The simple definition of altruism is “the behavior that shows a desire to help other people, a lack of selfishness,” according to the Merriam-Webster dictionary. Self-love is the ability to love yourself enough that you can reach out to help others without allowing your own sense of self-esteem to be diminished.
Self-love lets you take care of yourself without making you feel bad about yourself that you are neglecting others by doing it. You need to be first in line in your life. Don’t go without enough sleep just to help someone else out, while they’re snug in their beds. Don’t eat on the run or skip your planned time at the gym because you think it’s more important to finish a project for a friend.
Learn to say “no” to people; don’t take on more than you can handle just because you think someone will get mad at you or not like you anymore.
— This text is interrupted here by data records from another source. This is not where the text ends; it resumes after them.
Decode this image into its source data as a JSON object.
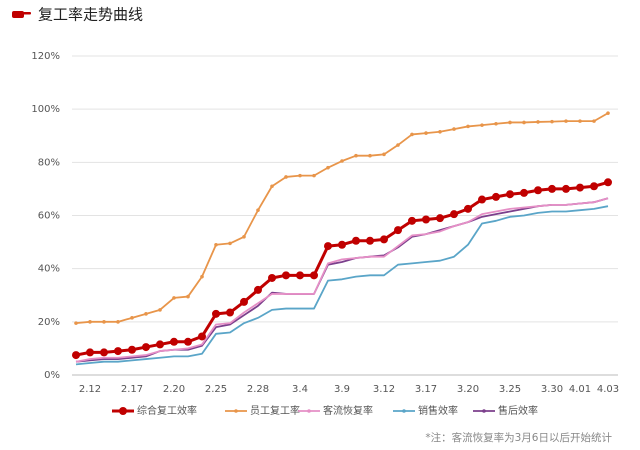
{
  "chart_data": {
    "type": "line",
    "title": "复工率走势曲线",
    "note": "*注：客流恢复率为3月6日以后开始统计",
    "categories": [
      null,
      "2.12",
      null,
      null,
      "2.17",
      null,
      null,
      "2.20",
      null,
      null,
      "2.25",
      null,
      null,
      "2.28",
      null,
      null,
      "3.4",
      null,
      null,
      "3.9",
      null,
      null,
      "3.12",
      null,
      null,
      "3.17",
      null,
      null,
      "3.20",
      null,
      null,
      "3.25",
      null,
      null,
      "3.30",
      null,
      "4.01",
      null,
      "4.03"
    ],
    "series": [
      {
        "name": "综合复工效率",
        "color": "#c00000",
        "values": [
          7.5,
          8.5,
          8.5,
          9,
          9.5,
          10.5,
          11.5,
          12.5,
          12.5,
          14.5,
          23,
          23.5,
          27.5,
          32,
          36.5,
          37.5,
          37.5,
          37.5,
          48.5,
          49,
          50.5,
          50.5,
          51,
          54.5,
          58,
          58.5,
          59,
          60.5,
          62.5,
          66,
          67,
          68,
          68.5,
          69.5,
          70,
          70,
          70.5,
          71,
          72.5
        ]
      },
      {
        "name": "员工复工率",
        "color": "#e8954a",
        "values": [
          19.5,
          20,
          20,
          20,
          21.5,
          23,
          24.5,
          29,
          29.5,
          37,
          49,
          49.5,
          52,
          62,
          71,
          74.5,
          75,
          75,
          78,
          80.5,
          82.5,
          82.5,
          83,
          86.5,
          90.5,
          91,
          91.5,
          92.5,
          93.5,
          94,
          94.5,
          95,
          95,
          95.2,
          95.3,
          95.5,
          95.5,
          95.5,
          98.5
        ]
      },
      {
        "name": "客流恢复率",
        "color": "#e58fc6",
        "values": [
          5,
          6,
          6.5,
          6.5,
          7,
          7.5,
          9,
          9.5,
          10,
          11.5,
          19,
          19.5,
          23.5,
          27,
          30.5,
          30.5,
          30.5,
          30.5,
          42,
          43.5,
          44,
          44.5,
          44.5,
          48.5,
          52.5,
          53,
          54,
          56,
          57.5,
          60.5,
          61.5,
          62.5,
          63,
          63.5,
          64,
          64,
          64.5,
          65,
          66.5
        ]
      },
      {
        "name": "销售效率",
        "color": "#5aa5c8",
        "values": [
          4,
          4.5,
          5,
          5,
          5.5,
          6,
          6.5,
          7,
          7,
          8,
          15.5,
          16,
          19.5,
          21.5,
          24.5,
          25,
          25,
          25,
          35.5,
          36,
          37,
          37.5,
          37.5,
          41.5,
          42,
          42.5,
          43,
          44.5,
          49,
          57,
          58,
          59.5,
          60,
          61,
          61.5,
          61.5,
          62,
          62.5,
          63.5
        ]
      },
      {
        "name": "售后效率",
        "color": "#7b3f8c",
        "values": [
          5,
          5.5,
          6,
          6,
          6.5,
          7,
          9,
          9.5,
          9.5,
          11,
          18,
          19,
          22.5,
          26,
          31,
          30.5,
          30.5,
          30.5,
          41.5,
          42.5,
          44,
          44.5,
          45,
          48,
          52,
          53,
          54.5,
          56,
          57.5,
          59.5,
          60.5,
          61.5,
          62.5,
          63.5,
          64,
          64,
          64.5,
          65,
          66.5
        ]
      }
    ],
    "ylim": [
      0,
      120
    ],
    "yticks": [
      {
        "value": 0,
        "label": "0%"
      },
      {
        "value": 20,
        "label": "20%"
      },
      {
        "value": 40,
        "label": "40%"
      },
      {
        "value": 60,
        "label": "60%"
      },
      {
        "value": 80,
        "label": "80%"
      },
      {
        "value": 100,
        "label": "100%"
      },
      {
        "value": 120,
        "label": "120%"
      }
    ],
    "grid": true
  }
}
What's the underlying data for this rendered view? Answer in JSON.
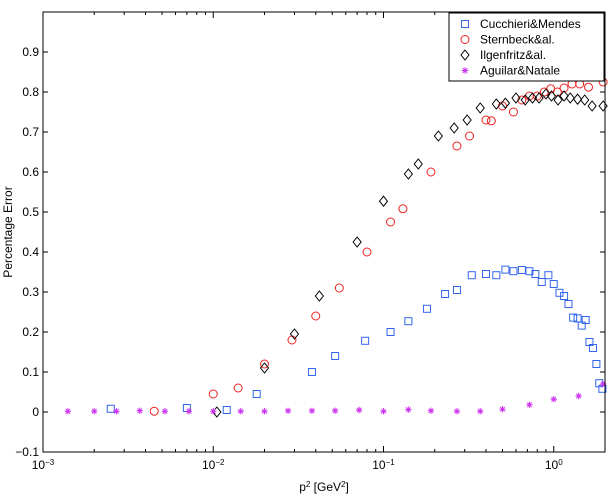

In taking care of yourself first, you will learn how to bolster your self-worth by doing things that make you happy and satisfied. It will help you feel more in control of your life. Although this sounds contrary, in fact self love and altruism complement one another. By caring for yourself, you are able to be more altruistic.
Being altruistic, or acting unselfishly in regard to others, doesn’t always come naturally. Someone with Narcissistic Personality Disorder, for example, is unable to even show empathy for others, let alone perform unselfish acts of kindness for them. Altruism, in many cases, is a learned ability, generally only achieved when you are firm in your own beliefs, despite any negative feedback that may come your way.
Altruism can be associated with the well-known phrase, “Pay it forward.” You know you did the right thing in a certain situation and it makes you feel better about yourself. To that end, you don’t feel the need for any sort of payback in order to feel good about yourself. You simply tell that person to help someone else the way you just helped them, going forward in their lives. This is a great example of how self-love and altruism work in tandem to help both you and the people you help. And the people they will help, as a result of your kindness.
Small Acts of Kindness
Another well-known saying, often seen on bumper stickers, is, “No act of kindness, however small, goes unnoticed.” Think of your own life and realize how true that statement is. Someone lets you go ahead of them in line at the grocery store because you only have one item. That small act, which will only delay that person for an extra moment or two, just saved you a bunch of time, and allows you to be on time to pick your kid up from soccer practice, get home in time to get dinner on the table and then get another kid off to choir practice – all on time. Without that one person’s consideration, your whole day could have been a parenting disaster.
Take the time you need to achieve self-love so that when the opportunity to be altruistic presents itself, you’re there, ready to make the place a better, nicer, easier place to live because you can contribute selflessly.